City Schools of Decatur reinstates fired media clerk
This story has been updated.
Susan Riley, a Decatur High media clerk who was unexpectedly terminated from her job in February and later placed on paid administrative leave, has been reinstated, Decaturish has learned.
Riley met with Superintendent David Dude on Wednesday afternoon, April 13. After that meeting, Dude announced Riley was being reinstated and offered her a public apology.
Dude released the following statement regarding Riley’s case:
The review of the personnel situation involving Mrs. Susan Riley is now complete. Based on careful consideration of the facts supported through the independent review, I have decided that Mrs. Riley will retain employment with the school district and will continue in the role of media clerk at DHS.
My decision to terminate Mrs. Riley’s employment with the school district was not a “right decision” as I believed. I made a wrong decision based on facts I believed were more clear than they actually were; for that I have apologized to Mrs. Riley and to the DHS staff and hereby apologize to the greater community for which I caused unnecessary strife.
I always encourage our students and staff to learn from their mistakes and I hold myself to that same standard. Several significant changes in district structure, process, and procedure will be made.
In complex situations like this one, there is frequently more nuance than one would prefer. This will continue to be a sensitive time for students, parents, and faculty as we work through this and related situations. Many people rightfully have strong feelings regarding this entire situation and/or specific aspects of it. I encourage everyone to model for our students constructive and productive approaches for communication and conflict resolution.
Dude has not responded to a message asking what “significant changes” he is making as a result of the investigation. Decaturish has made a formal records request for the results. Under the state Open Records Act, records pertaining to the suspension, firing or investigation of complaints against a public employee are exempt from disclosure until 10 days after the investigation is concluded. It is unclear when the investigation into Riley’s firing was completed.
Riley had been on paid administrative leave since the uproar over her unexpected termination in February caused Dude to reconsider his decision. There were allegations that Dude was misled about Riley’s job performance.
It’s unclear whether there will be any consequences for the individual or individuals who provided Dude with misinformation. Riley said she missed her job.
“Some people might think paid leave is great, but I’ve hated every minute of it,” Riley said.
She thanked her supporters for helping her get her job back.

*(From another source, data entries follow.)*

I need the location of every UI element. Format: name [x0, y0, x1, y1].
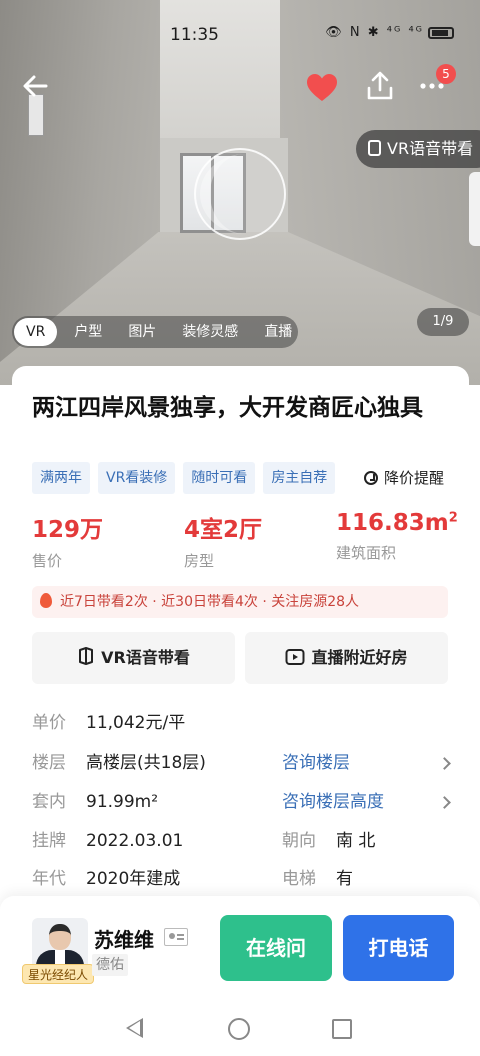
clock-icon	[364, 471, 378, 485]
detail-value: 南 北	[336, 831, 376, 851]
live-nearby-label: 直播附近好房	[311, 648, 408, 667]
detail-value: 2022.03.01	[86, 831, 184, 851]
detail-value: 有	[336, 869, 353, 889]
vr-voice-tour-label: VR语音带看	[101, 648, 190, 667]
avatar-head	[49, 924, 71, 950]
detail-inner-area: 套内 91.99m²	[32, 790, 158, 814]
detail-value: 2020年建成	[86, 869, 181, 889]
media-tab-floorplan[interactable]: 户型	[61, 318, 115, 346]
detail-label: 单价	[32, 713, 66, 733]
status-time: 11:35	[170, 25, 219, 45]
stat-value: 116.83m2	[336, 510, 458, 536]
tag-item: VR看装修	[98, 462, 176, 494]
nav-home-icon[interactable]	[228, 1018, 250, 1040]
stat-price: 129万 售价	[32, 510, 103, 571]
detail-floor: 楼层 高楼层(共18层)	[32, 751, 206, 775]
agent-name[interactable]: 苏维维	[94, 924, 154, 953]
detail-label: 电梯	[282, 869, 316, 889]
detail-label: 楼层	[32, 753, 66, 773]
area-unit-sup: 2	[448, 510, 458, 526]
tag-item: 满两年	[32, 462, 90, 494]
stat-area: 116.83m2 建筑面积	[336, 510, 458, 563]
nav-back-icon[interactable]	[126, 1018, 143, 1038]
back-button[interactable]	[16, 68, 56, 108]
share-icon	[367, 71, 393, 100]
vr-voice-tour-pill[interactable]: VR语音带看	[356, 130, 480, 168]
chevron-right-icon[interactable]	[438, 796, 451, 809]
viewing-stats-text: 近7日带看2次 · 近30日带看4次 · 关注房源28人	[60, 594, 360, 610]
listing-card: 两江四岸风景独享，大开发商匠心独具 满两年 VR看装修 随时可看 房主自荐 降价…	[12, 366, 469, 926]
listing-tags: 满两年 VR看装修 随时可看 房主自荐	[32, 462, 336, 494]
detail-unit-price: 单价 11,042元/平	[32, 711, 185, 735]
call-button[interactable]: 打电话	[343, 915, 454, 981]
vr-rotate-icon[interactable]	[194, 148, 286, 240]
listing-title: 两江四岸风景独享，大开发商匠心独具	[32, 395, 423, 421]
vr-icon	[77, 635, 95, 687]
chevron-right-icon[interactable]	[438, 757, 451, 770]
area-number: 116.83m	[336, 510, 449, 536]
stat-value: 129万	[32, 517, 104, 543]
media-tab-photos[interactable]: 图片	[115, 318, 169, 346]
online-chat-button[interactable]: 在线问	[220, 915, 332, 981]
side-drawer-handle[interactable]	[469, 172, 480, 246]
stat-layout: 4室2厅 房型	[184, 510, 262, 571]
media-tab-decor[interactable]: 装修灵感	[169, 318, 251, 346]
nav-recents-icon[interactable]	[332, 1019, 352, 1039]
favorite-button[interactable]	[304, 70, 340, 106]
detail-label: 套内	[32, 792, 66, 812]
stat-label: 售价	[32, 552, 63, 570]
notification-badge: 5	[436, 64, 456, 84]
vr-voice-tour-button[interactable]: VR语音带看	[32, 632, 235, 684]
stat-label: 房型	[184, 552, 215, 570]
detail-value: 91.99m²	[86, 792, 159, 812]
live-video-icon	[285, 635, 305, 687]
agent-company: 德佑	[92, 954, 128, 976]
tag-item: 房主自荐	[263, 462, 336, 494]
vr-voice-icon	[368, 140, 381, 156]
detail-year: 年代 2020年建成	[32, 867, 180, 891]
share-button[interactable]	[362, 68, 398, 104]
media-tabs: VR 户型 图片 装修灵感 直播	[12, 316, 298, 348]
ask-floor-height-link[interactable]: 咨询楼层高度	[282, 790, 384, 814]
stat-value: 4室2厅	[184, 517, 263, 543]
heart-icon	[307, 74, 337, 101]
stat-label: 建筑面积	[336, 544, 397, 562]
system-nav-bar	[0, 1000, 480, 1056]
detail-label: 年代	[32, 869, 66, 889]
detail-facing: 朝向南 北	[282, 829, 375, 853]
price-alert-button[interactable]: 降价提醒	[364, 462, 444, 494]
detail-label: 朝向	[282, 831, 316, 851]
media-tab-live[interactable]: 直播	[251, 318, 305, 346]
ask-floor-link[interactable]: 咨询楼层	[282, 751, 350, 775]
media-tab-vr[interactable]: VR	[14, 318, 58, 346]
detail-label: 挂牌	[32, 831, 66, 851]
photo-counter: 1/9	[417, 308, 469, 336]
status-icons: 👁 N ✱ ⁴ᴳ ⁴ᴳ	[325, 25, 454, 40]
vr-voice-label: VR语音带看	[387, 139, 474, 158]
flame-icon	[40, 593, 52, 608]
battery-icon	[428, 26, 454, 39]
price-alert-label: 降价提醒	[384, 469, 445, 487]
live-nearby-button[interactable]: 直播附近好房	[245, 632, 448, 684]
arrow-left-icon	[23, 75, 48, 97]
detail-listed-date: 挂牌 2022.03.01	[32, 829, 183, 853]
agent-contact-bar: 星光经纪人 苏维维 德佑 在线问 打电话	[0, 896, 480, 1000]
viewing-stats-banner: 近7日带看2次 · 近30日带看4次 · 关注房源28人	[32, 586, 448, 618]
status-indicators: 👁 N ✱ ⁴ᴳ ⁴ᴳ	[325, 25, 424, 40]
agent-star-badge: 星光经纪人	[22, 964, 95, 984]
detail-value: 11,042元/平	[86, 713, 186, 733]
tag-item: 随时可看	[183, 462, 256, 494]
detail-elevator: 电梯有	[282, 867, 353, 891]
status-bar: 11:35 👁 N ✱ ⁴ᴳ ⁴ᴳ	[0, 20, 480, 50]
detail-value: 高楼层(共18层)	[86, 753, 206, 773]
business-card-icon[interactable]	[164, 928, 188, 946]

“I didn’t deserve to be terminated so I am very happy to go back,” Riley said. “I’ve missed our great faculty and students and can’t wait to see them! My family and I are so grateful to this amazing community for their support. HUGE Thanks to everyone!”
David Hughes, her attorney, declined to comment.
Riley wasn’t sure why she was fired. Hughes, her attorney, alleged his client was fired for four reasons, including misappropriating school equipment, failing to adhere to a new job plan, inappropriately complaining about her coworkers’ alleged mistreatment of her and for discussing a human resources complaint into her allegations. School Board members rebutted his accusations, but have declined to offer specifics.
Tom Stubbs, a local attorney who has been rallying the community to Riley’s defense, said in a widely-distributed email, “Outgoing Superintendent [Phyllis] Edwards told Susan on Sept. 11 of last year that she [Dr. Edwards] had approved the upgrade from media clerk to media and tech assistant. The paperwork for that promotion disappeared, however. Superintendent Edwards reasonably does not recall all the details of what happened, but she did report to Susan … that she remembered checking with the principal and HR about it – and these were the primary hurdles the promotion had to clear – and that there had been no objection. The promotion was never provided, however.”
According to people familiar with the outcome of Riley’s reinstatement, she will not be promoted when she returns to Decatur High.
According to Stubbs, Riley also “reported having difficulties” with two other employees at the school, but Stubbs alleges Riley’s reports were disregarded by CSD’s Human Resources Department.
Prior to her unexpected firing in February, Riley had worked at Decatur High for 19 years and was well-regarded by students and her colleagues. She was named a Decatur Hometown Hero in 2011.
When she received the Hometown Hero award, she was described as, “the heart of the school.”
Correction: An earlier version of this story contained incorrect information about the meeting between Susan Riley and David Dude. This story has been updated with the correct information.